N’ayant pas supporté l’ambiance et la tournure des évènements, le héros se sentant anéanti par l’acharnement du destin, il décida de continuer son long chemin, jusqu’au lever du soleil. Quatrième chapitre, «
Morning », l’aventurier n’ayant toujours pas digéré ce qu’il venait de vivre, il se posa sur la haute colline pour se ressaisir et regarder le lever du soleil, tout en jouant de la harpe, assisté par une chorale mélancolique ainsi que par un jeu de piano angélique, calme et attendrissant, qui l'accompagnera jusqu’à la fin de son périple. Cinquième et dernier chapitre « Dreams », le héros se dirige vers le bout de son rêve, tout en franchissant les obstacles s’opposant à lui pour atteindre le château, là où son trésor est supposé être. Pour une ambiance finale, les instruments jouent le tout pour le tout, pour rendre la finale émouvante, dramatique et marquante pour l’auditeur. Un piano qui crée le suspense, avec un jeu alléchant et rapide, en même temps soutenu par une orchestration digne des plus grands films fantastiques.
Pour terminer, la musique de « Depressive
Silence » a quelque chose d’inoubliable et d'épique, et chanceux sont les quelques mordus de "l'Ambient" qui la possèdent.

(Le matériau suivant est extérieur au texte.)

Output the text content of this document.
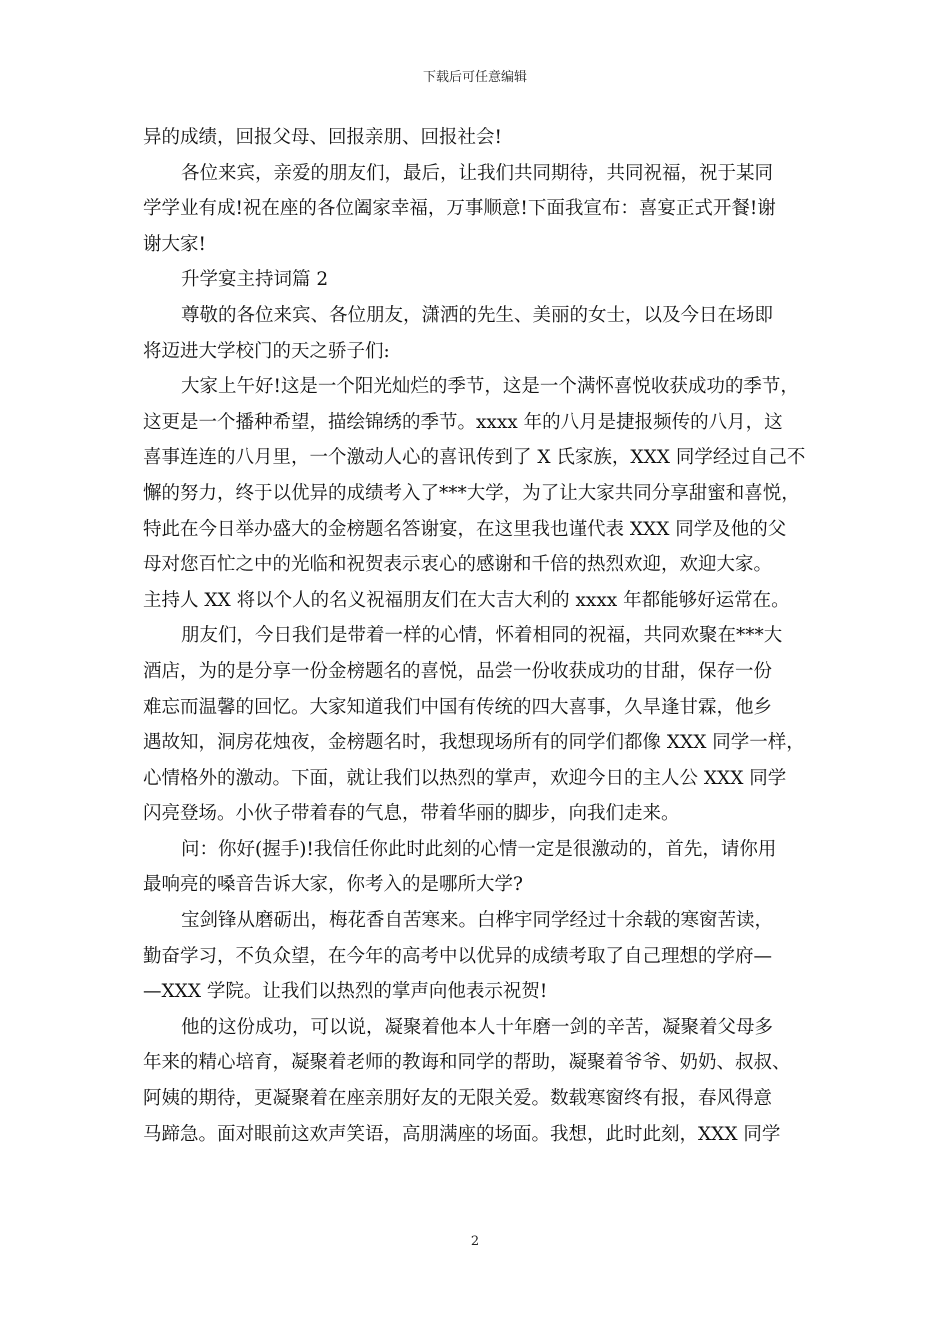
下载后可任意编辑
异的成绩，回报父母、回报亲朋、回报社会!
各位来宾，亲爱的朋友们，最后，让我们共同期待，共同祝福，祝于某同
学学业有成!祝在座的各位阖家幸福，万事顺意!下面我宣布：喜宴正式开餐!谢
谢大家!
升学宴主持词篇 2
尊敬的各位来宾、各位朋友，潇洒的先生、美丽的女士，以及今日在场即
将迈进大学校门的天之骄子们:
大家上午好!这是一个阳光灿烂的季节，这是一个满怀喜悦收获成功的季节，
这更是一个播种希望，描绘锦绣的季节。xxxx 年的八月是捷报频传的八月，这
喜事连连的八月里，一个激动人心的喜讯传到了 X 氏家族，XXX 同学经过自己不
懈的努力，终于以优异的成绩考入了***大学，为了让大家共同分享甜蜜和喜悦，
特此在今日举办盛大的金榜题名答谢宴，在这里我也谨代表 XXX 同学及他的父
母对您百忙之中的光临和祝贺表示衷心的感谢和千倍的热烈欢迎，欢迎大家。
主持人 XX 将以个人的名义祝福朋友们在大吉大利的 xxxx 年都能够好运常在。
朋友们，今日我们是带着一样的心情，怀着相同的祝福，共同欢聚在***大
酒店，为的是分享一份金榜题名的喜悦，品尝一份收获成功的甘甜，保存一份
难忘而温馨的回忆。大家知道我们中国有传统的四大喜事，久旱逢甘霖，他乡
遇故知，洞房花烛夜，金榜题名时，我想现场所有的同学们都像 XXX 同学一样，
心情格外的激动。下面，就让我们以热烈的掌声，欢迎今日的主人公 XXX 同学
闪亮登场。小伙子带着春的气息，带着华丽的脚步，向我们走来。
问：你好(握手)!我信任你此时此刻的心情一定是很激动的，首先，请你用
最响亮的嗓音告诉大家，你考入的是哪所大学?
宝剑锋从磨砺出，梅花香自苦寒来。白桦宇同学经过十余载的寒窗苦读，
勤奋学习，不负众望，在今年的高考中以优异的成绩考取了自己理想的学府—
—XXX 学院。让我们以热烈的掌声向他表示祝贺!
他的这份成功，可以说，凝聚着他本人十年磨一剑的辛苦，凝聚着父母多
年来的精心培育，凝聚着老师的教诲和同学的帮助，凝聚着爷爷、奶奶、叔叔、
阿姨的期待，更凝聚着在座亲朋好友的无限关爱。数载寒窗终有报，春风得意
马蹄急。面对眼前这欢声笑语，高朋满座的场面。我想，此时此刻，XXX 同学
2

En effet, ce disque est une pièce rare, étant donné que le monde de nos deux créateurs a disparu depuis bien longtemps, laissant derrière lui quelques productions difficiles voire impossibles à trouver. Bon, si vous êtes quelqu’un de téméraire, un fan de «
Dark Ambient » ou bien un collectionneur, qui ne recule devant rien pour obtenir une petite perle rare comme cette cassette, pourquoi ne pas faire une petite quête via le net pour la dénicher?
Depressive Silence est duo de génies qui sont hélas bien trop restés dans l'ombre comme tant d'autres évidement et cela me dégoute.
Rare est qu'une musique me transporte autant...je suis en train d'écouter cet album que tu as franchement bien chroniqué. Je te donne mon avis une fois que j'ai fini l'écoute.
Néanmoins je dois dire que j'ai eu un petit sourire au lèvres quand j'ai remarqués que enfin quelques personnes de SOM (du moins...) porte un un intérêt à cette pure merveille qu'est Depressive Silence...
Wow... si j'avais su que quelqu'un avait chroniqué ça sur SoM ! Bravo !
Je suis en train de réécouter pour la énième fois cette petite merveille que j'ai découverte sur internet il y a quelques temps et c'est l'une des plus belles choses que j'ai pu écouter dans ma vie ! On sent la vieille production avec quelques défauts sur l'enregistrement mais quelle importance, c'est une oeuvre d'art malgré tout. Je pleure à chaque fois que j'écoute Atmosphere.